To calculate the size of the settlement, we need to compute the present value of each component of the award using an effective annual interest rate (EAR) of 8 percent.

(a) The present value of two years' back pay can be calculated as follows:
PV_backpay = $53,000 / (1 + 0.08/12) + $56,000 / (1 + 0.08/12)^2

(b) The present value of five years' future salary can be calculated as follows:
PV_future_salary = $61,000 * [(1 - (1 + 0.08/12)^(-5*12)) / (0.08/12)]

(c) The amount for pain and suffering is $185,000 and does not require discounting.

(d) The court costs are $30,000 and do not require discounting.

Finally, we calculate the total settlement by adding up all the components:
Settlement = PV_backpay + PV_future_salary + $185,000 + $30,000

Please note that the interest rate must be converted to its monthly rate by dividing it by 12. Now, you can substitute the values and compute the settlement amount.

To calculate the size of the settlement, we need to determine the present value (PV) of the back pay, future salary, pain and suffering, and court costs.

Let's start with the back pay:

(a) The plaintiff's annual salary for the last two years would have been $53,000 and $56,000, respectively.

To calculate the present value of two years' back pay, we need to find the present value of each year's salary and sum them up.

PV of Year 1 salary = $53,000 / (1 + 0.08/12)^12*2 = $53,000 / (1.0066667)^24 ≈ $49,694.15
PV of Year 2 salary = $56,000 / (1 + 0.08/12)^12*2 = $56,000 / (1.0066667)^24 ≈ $52,536.42

Total PV of back pay = PV of Year 1 salary + PV of Year 2 salary
= $49,694.15 + $52,536.42 ≈ $102,230.57

Now let's move on to the future salary:

(b) Assuming a salary of $61,000 per year for five years, we need to calculate the present value of these future salary payments.

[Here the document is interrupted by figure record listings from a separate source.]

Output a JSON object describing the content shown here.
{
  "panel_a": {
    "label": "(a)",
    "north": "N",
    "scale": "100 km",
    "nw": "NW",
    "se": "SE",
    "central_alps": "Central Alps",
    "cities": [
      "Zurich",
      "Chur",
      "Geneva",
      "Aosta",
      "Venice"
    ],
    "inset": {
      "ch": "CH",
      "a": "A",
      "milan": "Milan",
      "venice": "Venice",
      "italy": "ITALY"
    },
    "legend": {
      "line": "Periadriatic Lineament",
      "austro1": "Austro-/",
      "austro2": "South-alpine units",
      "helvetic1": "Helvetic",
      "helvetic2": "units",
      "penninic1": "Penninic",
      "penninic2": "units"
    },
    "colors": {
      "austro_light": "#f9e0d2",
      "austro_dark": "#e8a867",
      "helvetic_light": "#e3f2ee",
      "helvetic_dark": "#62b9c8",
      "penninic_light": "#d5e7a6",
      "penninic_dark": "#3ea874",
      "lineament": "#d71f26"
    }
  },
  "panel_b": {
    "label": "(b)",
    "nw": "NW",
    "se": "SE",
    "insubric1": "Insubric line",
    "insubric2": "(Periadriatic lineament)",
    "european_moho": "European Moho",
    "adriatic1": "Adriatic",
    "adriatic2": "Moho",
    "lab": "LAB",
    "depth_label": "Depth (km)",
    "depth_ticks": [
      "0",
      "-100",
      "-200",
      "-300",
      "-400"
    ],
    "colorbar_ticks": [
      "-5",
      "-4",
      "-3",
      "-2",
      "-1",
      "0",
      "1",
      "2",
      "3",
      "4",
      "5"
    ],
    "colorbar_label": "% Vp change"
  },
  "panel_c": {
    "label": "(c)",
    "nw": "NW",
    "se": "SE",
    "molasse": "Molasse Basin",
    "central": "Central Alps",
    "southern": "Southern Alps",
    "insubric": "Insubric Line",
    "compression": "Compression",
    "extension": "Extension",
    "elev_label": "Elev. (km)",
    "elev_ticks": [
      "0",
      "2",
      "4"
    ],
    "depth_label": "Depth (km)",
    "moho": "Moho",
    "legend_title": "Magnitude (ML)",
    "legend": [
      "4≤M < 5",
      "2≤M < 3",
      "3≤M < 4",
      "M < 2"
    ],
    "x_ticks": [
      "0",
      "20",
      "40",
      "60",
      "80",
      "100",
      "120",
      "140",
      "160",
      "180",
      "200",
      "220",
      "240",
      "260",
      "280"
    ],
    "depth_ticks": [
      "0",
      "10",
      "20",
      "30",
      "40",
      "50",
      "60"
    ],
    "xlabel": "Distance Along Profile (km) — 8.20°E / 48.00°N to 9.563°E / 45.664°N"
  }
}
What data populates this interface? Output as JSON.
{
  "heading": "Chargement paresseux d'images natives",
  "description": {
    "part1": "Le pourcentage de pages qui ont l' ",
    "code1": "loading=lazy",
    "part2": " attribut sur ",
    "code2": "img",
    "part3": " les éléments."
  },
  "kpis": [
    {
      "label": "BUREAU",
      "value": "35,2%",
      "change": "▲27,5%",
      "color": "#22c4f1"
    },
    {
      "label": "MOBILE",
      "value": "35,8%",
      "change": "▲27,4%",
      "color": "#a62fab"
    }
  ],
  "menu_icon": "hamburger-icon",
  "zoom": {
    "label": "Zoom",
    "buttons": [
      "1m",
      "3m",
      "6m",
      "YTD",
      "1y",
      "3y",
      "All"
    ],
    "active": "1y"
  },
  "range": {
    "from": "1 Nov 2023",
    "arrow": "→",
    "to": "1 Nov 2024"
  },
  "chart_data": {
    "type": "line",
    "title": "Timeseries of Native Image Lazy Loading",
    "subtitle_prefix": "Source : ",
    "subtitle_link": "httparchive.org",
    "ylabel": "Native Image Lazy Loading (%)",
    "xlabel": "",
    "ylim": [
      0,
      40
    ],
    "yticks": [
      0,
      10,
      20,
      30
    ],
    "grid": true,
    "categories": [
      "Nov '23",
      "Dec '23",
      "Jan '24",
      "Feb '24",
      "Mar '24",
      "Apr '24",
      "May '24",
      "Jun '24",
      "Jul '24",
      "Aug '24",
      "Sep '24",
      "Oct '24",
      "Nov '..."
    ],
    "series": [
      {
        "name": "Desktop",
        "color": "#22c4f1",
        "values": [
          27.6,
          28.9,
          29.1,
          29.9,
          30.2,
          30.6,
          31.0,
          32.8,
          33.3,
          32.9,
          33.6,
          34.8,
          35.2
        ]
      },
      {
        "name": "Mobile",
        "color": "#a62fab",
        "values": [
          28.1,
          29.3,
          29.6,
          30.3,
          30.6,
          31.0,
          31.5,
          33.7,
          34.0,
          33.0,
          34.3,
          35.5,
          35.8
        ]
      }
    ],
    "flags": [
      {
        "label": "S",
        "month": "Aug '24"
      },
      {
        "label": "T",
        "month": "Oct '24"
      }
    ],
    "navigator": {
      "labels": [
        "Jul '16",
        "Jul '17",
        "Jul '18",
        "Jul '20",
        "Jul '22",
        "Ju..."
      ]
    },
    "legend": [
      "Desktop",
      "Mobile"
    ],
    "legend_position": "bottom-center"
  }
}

PV of future salary = $61,000 * [(1 - (1 + 0.08/12)^(-12*5))/ (0.08/12)] = $61,000 * 3.88949 ≈ $237,144.89

Next, let's calculate the amount for pain and suffering:

(c) The plaintiff is seeking $185,000 for pain and suffering.

(d) The court costs are $30,000.

Now we can calculate the total settlement:

Total settlement = PV of back pay + PV of future salary + pain and suffering + court costs
= $102,230.57 + $237,144.89 + $185,000 + $30,000
= $554,375.46

Therefore, the size of the settlement is approximately $554,375.46.